Traceback (most recent call last):
  File "/kaggle/working/exllamav2/examples/chat.py", line 5, in <module>
    from exllamav2 import(
  File "/kaggle/working/exllamav2/exllamav2/__init__.py", line 3, in <module>
    from exllamav2.model import ExLlamaV2
  File "/kaggle/working/exllamav2/exllamav2/model.py", line 17, in <module>
    from exllamav2.cache import ExLlamaV2CacheBase
  File "/kaggle/working/exllamav2/exllamav2/cache.py", line 2, in <module>
    from exllamav2.ext import exllamav2_ext as ext_c
  File "/kaggle/working/exllamav2/exllamav2/ext.py", line 126, in <module>
    exllamav2_ext = load \
  File "/opt/conda/lib/python3.10/site-packages/torch/utils/cpp_extension.py", line 1284, in load
    return _jit_compile(
  File "/opt/conda/lib/python3.10/site-packages/torch/utils/cpp_extension.py", line 1509, in _jit_compile
    _write_ninja_file_and_build_library(
  File "/opt/conda/lib/python3.10/site-packages/torch/utils/cpp_extension.py", line 1601, in _write_ninja_file_and_build_library
    extra_ldflags = _prepare_ldflags(
  File "/opt/conda/lib/python3.10/site-packages/torch/utils/cpp_extension.py", line 1699, in _prepare_ldflags
    extra_ldflags.append(f'-L{_join_cuda_home("lib64")}')

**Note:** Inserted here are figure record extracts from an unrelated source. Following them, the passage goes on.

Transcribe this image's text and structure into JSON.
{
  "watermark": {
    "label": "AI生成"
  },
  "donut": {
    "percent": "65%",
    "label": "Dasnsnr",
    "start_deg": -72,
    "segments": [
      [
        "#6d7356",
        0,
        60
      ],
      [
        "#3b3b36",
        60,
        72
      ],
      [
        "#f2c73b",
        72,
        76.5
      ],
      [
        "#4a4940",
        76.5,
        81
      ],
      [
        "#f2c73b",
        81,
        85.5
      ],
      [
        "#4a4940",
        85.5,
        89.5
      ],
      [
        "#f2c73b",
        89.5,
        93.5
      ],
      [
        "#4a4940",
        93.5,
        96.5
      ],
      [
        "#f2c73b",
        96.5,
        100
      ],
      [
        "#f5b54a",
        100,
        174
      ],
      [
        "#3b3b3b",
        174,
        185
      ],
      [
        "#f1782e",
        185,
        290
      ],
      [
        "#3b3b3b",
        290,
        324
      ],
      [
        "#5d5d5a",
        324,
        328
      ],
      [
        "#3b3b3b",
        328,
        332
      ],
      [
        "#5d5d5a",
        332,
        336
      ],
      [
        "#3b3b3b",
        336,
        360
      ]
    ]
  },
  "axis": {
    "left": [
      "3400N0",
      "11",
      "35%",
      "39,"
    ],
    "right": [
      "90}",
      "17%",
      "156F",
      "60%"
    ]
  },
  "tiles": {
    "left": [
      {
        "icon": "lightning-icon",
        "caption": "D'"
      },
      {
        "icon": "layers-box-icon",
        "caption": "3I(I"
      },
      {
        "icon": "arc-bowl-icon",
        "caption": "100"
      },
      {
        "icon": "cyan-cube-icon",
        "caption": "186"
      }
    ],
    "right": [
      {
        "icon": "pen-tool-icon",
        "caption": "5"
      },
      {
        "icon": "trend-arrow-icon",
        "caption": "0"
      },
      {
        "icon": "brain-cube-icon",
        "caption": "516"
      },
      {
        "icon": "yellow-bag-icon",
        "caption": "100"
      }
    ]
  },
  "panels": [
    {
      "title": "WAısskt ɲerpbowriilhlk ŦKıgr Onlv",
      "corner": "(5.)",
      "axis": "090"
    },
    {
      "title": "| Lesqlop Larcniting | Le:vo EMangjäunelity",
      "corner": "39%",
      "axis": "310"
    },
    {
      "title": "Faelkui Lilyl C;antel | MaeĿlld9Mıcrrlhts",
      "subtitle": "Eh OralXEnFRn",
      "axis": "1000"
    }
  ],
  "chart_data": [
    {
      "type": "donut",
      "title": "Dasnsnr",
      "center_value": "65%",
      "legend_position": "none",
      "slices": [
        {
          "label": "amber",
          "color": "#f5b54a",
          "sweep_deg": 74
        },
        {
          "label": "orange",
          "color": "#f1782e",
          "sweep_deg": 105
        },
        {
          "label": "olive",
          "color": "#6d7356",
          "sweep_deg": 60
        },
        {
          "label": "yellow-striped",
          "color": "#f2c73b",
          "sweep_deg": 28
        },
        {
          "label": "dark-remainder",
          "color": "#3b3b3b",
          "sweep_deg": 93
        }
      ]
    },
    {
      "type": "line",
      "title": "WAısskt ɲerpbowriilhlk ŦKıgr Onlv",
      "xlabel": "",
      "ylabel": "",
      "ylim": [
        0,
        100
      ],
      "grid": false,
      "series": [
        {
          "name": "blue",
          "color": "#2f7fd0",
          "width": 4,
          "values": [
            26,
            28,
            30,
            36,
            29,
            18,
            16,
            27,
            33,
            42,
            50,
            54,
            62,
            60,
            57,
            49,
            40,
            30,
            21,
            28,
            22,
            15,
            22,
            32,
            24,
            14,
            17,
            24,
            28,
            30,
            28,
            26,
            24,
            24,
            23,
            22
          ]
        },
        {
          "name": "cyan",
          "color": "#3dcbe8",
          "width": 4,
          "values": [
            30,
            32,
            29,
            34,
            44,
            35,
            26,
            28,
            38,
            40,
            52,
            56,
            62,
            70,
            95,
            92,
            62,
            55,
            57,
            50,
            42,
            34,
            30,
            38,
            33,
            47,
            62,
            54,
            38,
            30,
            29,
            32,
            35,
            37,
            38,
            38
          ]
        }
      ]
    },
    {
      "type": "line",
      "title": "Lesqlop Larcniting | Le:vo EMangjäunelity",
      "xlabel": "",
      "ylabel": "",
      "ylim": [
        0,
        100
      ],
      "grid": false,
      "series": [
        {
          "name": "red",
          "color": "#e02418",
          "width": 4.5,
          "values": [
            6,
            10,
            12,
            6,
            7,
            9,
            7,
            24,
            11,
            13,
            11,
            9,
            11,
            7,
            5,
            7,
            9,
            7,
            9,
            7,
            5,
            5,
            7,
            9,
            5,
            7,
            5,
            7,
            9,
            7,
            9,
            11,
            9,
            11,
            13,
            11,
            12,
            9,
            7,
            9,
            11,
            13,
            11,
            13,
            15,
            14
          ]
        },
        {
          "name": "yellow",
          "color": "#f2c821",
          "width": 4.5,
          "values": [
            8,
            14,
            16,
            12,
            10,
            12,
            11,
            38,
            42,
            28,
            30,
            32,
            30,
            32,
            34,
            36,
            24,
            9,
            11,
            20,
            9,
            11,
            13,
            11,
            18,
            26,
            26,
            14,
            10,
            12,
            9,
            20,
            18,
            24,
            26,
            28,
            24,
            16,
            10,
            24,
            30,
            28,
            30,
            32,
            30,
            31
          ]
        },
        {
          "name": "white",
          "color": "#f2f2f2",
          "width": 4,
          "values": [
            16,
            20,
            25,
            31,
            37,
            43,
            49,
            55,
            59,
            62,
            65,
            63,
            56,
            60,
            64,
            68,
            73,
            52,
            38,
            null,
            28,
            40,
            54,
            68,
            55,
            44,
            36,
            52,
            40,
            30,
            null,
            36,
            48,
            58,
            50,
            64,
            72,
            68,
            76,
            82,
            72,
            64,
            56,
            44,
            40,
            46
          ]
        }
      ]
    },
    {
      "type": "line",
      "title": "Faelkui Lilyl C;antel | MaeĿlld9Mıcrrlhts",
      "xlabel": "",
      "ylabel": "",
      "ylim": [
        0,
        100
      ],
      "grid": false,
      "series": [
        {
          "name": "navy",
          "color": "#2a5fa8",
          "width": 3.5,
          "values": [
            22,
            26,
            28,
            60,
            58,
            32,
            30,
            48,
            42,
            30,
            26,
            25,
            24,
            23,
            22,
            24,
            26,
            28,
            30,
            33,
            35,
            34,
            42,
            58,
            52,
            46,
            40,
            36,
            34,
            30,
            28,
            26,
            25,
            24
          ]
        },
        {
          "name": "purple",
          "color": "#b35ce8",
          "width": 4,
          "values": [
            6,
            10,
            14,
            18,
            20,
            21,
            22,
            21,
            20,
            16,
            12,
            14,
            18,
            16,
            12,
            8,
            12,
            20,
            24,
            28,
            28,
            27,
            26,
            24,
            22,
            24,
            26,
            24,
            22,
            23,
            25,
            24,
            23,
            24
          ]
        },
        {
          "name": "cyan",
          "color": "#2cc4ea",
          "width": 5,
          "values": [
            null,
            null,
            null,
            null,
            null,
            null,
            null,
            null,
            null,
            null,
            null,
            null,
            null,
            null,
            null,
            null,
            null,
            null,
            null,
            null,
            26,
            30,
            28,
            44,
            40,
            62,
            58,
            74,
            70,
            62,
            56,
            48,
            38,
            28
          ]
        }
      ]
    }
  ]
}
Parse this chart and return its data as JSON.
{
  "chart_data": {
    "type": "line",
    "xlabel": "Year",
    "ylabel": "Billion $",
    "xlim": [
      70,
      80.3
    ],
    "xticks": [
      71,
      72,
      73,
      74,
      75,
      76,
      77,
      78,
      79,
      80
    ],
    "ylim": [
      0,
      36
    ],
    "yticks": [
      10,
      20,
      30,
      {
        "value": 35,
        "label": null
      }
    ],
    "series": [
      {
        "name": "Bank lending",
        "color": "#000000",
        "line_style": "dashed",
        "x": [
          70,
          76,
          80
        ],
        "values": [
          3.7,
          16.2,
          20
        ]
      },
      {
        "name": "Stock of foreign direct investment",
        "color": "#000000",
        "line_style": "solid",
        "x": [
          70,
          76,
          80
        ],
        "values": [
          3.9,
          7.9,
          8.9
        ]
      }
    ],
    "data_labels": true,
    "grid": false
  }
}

  File "/opt/conda/lib/python3.10/site-packages/torch/utils/cpp_extension.py", line 2223, in _join_cuda_home
    raise EnvironmentError('CUDA_HOME environment variable is not set. '
OSError: CUDA_HOME environment variable is not set. Please set it to your CUDA install root.
turboderp commented 10 months ago

I added a Colab notebook to the examples here. Maybe that helps.

Locally, you'll want to make sure you have CUDA installed, along with the corresponding version of PyTorch.